Gallup found that when employees ideas are ignored, 40 percent become disengaged, and this ends up costing U.S. companies $450 to 550 billion annually. This rejection creates jaded employees and today, 70 percent of employees simply don’t speak up with relevant advice they have that could save their company time or money. Trusting the team you’ve put in place is critical because they have a greater understanding of the problems you deal with on a daily basis (and not to mention they’re drastically cheaper).

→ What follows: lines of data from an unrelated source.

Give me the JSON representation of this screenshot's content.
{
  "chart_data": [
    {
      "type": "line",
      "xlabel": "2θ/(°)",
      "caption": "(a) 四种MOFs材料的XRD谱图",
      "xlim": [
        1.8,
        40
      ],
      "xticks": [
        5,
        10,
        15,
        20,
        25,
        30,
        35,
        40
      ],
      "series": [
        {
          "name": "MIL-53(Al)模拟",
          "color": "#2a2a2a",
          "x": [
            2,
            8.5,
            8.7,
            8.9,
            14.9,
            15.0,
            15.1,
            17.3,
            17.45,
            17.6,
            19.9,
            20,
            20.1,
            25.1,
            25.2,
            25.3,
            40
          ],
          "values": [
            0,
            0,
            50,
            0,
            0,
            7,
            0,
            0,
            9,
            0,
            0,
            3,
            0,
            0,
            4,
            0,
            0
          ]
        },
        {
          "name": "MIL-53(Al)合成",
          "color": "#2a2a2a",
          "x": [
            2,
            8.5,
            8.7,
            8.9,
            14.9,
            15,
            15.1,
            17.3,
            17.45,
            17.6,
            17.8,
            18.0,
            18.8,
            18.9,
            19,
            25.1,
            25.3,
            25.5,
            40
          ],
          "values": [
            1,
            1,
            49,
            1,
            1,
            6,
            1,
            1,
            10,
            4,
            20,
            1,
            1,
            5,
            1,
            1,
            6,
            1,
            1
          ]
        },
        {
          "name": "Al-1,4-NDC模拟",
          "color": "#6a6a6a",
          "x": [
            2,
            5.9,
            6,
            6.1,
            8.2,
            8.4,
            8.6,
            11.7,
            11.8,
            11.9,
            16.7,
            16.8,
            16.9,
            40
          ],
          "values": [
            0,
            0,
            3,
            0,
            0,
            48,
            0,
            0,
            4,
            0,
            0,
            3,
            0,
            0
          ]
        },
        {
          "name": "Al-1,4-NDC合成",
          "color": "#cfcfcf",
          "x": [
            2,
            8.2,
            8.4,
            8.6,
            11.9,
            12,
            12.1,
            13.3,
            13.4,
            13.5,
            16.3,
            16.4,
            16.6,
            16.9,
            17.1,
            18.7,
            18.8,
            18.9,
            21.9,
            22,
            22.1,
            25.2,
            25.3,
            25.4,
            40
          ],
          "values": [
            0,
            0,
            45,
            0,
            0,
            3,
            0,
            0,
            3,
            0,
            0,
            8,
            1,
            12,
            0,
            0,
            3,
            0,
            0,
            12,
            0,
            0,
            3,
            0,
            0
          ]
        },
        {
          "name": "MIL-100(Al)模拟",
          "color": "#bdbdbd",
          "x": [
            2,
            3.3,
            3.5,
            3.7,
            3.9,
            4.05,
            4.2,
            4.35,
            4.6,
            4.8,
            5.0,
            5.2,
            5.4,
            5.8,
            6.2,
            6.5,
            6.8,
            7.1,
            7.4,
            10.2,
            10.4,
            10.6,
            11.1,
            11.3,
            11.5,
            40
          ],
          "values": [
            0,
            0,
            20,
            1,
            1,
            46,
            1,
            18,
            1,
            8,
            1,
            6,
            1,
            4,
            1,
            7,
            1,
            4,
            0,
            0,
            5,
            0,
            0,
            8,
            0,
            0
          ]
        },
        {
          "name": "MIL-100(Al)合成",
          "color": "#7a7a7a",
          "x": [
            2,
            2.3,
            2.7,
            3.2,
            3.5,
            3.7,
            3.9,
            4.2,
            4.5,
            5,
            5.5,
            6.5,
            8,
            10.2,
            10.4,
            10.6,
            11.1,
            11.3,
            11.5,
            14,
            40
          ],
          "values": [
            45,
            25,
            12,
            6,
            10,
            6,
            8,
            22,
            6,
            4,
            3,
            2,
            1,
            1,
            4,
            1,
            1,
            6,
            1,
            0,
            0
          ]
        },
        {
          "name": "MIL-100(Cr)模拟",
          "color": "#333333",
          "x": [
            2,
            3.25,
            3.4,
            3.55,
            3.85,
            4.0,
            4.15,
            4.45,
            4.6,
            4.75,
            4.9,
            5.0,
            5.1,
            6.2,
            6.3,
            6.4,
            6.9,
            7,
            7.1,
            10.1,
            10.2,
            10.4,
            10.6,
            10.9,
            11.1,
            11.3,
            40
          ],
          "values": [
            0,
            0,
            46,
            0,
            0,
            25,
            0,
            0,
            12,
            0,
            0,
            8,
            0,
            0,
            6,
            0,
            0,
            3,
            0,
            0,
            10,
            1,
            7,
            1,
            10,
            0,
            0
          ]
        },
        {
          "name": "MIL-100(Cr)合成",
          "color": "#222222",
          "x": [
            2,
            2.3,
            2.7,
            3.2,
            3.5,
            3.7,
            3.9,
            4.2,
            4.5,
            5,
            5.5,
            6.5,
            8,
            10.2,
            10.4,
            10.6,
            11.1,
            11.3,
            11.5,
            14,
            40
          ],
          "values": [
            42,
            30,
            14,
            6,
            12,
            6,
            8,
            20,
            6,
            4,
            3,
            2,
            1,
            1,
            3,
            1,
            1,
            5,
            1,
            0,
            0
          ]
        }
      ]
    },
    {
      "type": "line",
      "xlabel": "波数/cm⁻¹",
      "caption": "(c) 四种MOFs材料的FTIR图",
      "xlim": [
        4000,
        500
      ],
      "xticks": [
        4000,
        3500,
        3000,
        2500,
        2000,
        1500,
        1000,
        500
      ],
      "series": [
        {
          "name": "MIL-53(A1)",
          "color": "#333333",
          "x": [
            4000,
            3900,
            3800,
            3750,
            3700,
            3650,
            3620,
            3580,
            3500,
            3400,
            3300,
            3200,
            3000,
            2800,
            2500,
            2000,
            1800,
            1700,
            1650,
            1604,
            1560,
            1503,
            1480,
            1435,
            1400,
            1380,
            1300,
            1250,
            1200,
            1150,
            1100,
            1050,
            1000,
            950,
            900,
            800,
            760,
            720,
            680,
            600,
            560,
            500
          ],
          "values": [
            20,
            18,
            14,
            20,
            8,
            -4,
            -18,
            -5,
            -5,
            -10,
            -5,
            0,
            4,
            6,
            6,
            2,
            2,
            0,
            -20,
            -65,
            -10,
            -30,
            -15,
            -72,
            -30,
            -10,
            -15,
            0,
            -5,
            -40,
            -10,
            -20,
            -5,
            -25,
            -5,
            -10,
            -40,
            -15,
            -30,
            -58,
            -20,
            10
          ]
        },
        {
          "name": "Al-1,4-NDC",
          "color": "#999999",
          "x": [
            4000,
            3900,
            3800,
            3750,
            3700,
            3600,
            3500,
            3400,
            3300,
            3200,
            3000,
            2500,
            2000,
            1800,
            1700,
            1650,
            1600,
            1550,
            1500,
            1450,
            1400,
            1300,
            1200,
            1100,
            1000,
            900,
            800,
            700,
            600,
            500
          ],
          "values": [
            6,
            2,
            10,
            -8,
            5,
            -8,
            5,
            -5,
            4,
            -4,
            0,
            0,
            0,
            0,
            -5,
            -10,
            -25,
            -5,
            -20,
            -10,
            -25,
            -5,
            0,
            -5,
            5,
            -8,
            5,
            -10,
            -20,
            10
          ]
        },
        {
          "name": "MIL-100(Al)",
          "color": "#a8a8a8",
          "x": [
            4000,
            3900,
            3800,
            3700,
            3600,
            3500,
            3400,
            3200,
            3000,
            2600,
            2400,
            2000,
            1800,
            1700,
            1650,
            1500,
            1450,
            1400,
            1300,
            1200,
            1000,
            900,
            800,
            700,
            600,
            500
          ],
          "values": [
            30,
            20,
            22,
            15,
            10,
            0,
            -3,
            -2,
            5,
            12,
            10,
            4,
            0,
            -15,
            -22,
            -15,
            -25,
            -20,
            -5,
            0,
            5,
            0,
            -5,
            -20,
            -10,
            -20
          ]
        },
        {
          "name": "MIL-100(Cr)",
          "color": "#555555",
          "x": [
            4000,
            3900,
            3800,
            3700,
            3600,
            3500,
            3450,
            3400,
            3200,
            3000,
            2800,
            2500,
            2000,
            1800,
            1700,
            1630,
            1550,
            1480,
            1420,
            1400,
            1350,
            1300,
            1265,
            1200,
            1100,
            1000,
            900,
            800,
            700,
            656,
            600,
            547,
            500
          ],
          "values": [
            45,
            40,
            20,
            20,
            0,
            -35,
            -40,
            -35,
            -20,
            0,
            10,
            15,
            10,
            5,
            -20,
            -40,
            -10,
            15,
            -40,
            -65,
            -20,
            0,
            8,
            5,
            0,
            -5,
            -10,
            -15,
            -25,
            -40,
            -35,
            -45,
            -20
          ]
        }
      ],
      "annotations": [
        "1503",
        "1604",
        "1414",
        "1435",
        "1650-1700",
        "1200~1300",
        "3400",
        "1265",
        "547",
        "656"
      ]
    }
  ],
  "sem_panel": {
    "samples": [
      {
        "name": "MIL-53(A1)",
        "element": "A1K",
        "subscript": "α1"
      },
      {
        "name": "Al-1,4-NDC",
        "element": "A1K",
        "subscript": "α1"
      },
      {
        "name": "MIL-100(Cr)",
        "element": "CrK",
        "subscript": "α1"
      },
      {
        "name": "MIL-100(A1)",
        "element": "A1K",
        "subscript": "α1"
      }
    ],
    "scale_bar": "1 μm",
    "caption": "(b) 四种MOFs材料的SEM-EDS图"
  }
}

I’m not saying hiring outsiders is always a bad idea, there are good reasons, but the evidence shows how catastrophic ignoring the internal talent you have is. Many leaders or teams believe their biggest challenge is simply finding that one genius who has all the answers, but in many cases that ground breaking hero or heroes are already in your midst. What if your predisposition to favor outside and unfamiliar help, has caused you to overlook a Jony Ive in your very own organization?
Tangerine can relate. They are an award-winning design agency based in London. They design products from cell phones to the kitchen sink and have worked with big brands such as LG, Samsung, Toyota, Ciscso and others. It turns out, they had the Jony Ive working at their company.
For years Ive’s work went largely unappreciated by the clients Tangerine served. In 1992, even into his career at Apple, his innovative designs just piled up. Going unnoticed for years, he started contemplating leaving the company that he escaped to. Not until Steve Jobs returned to the company in 1997 did all his designs receive the recognition they deserved. Ive had been there all along, but no one had noticed.
Employees, friends and family are disregarded daily for irrational and foolish reasons. So I wonder, whose potential could you be ignoring?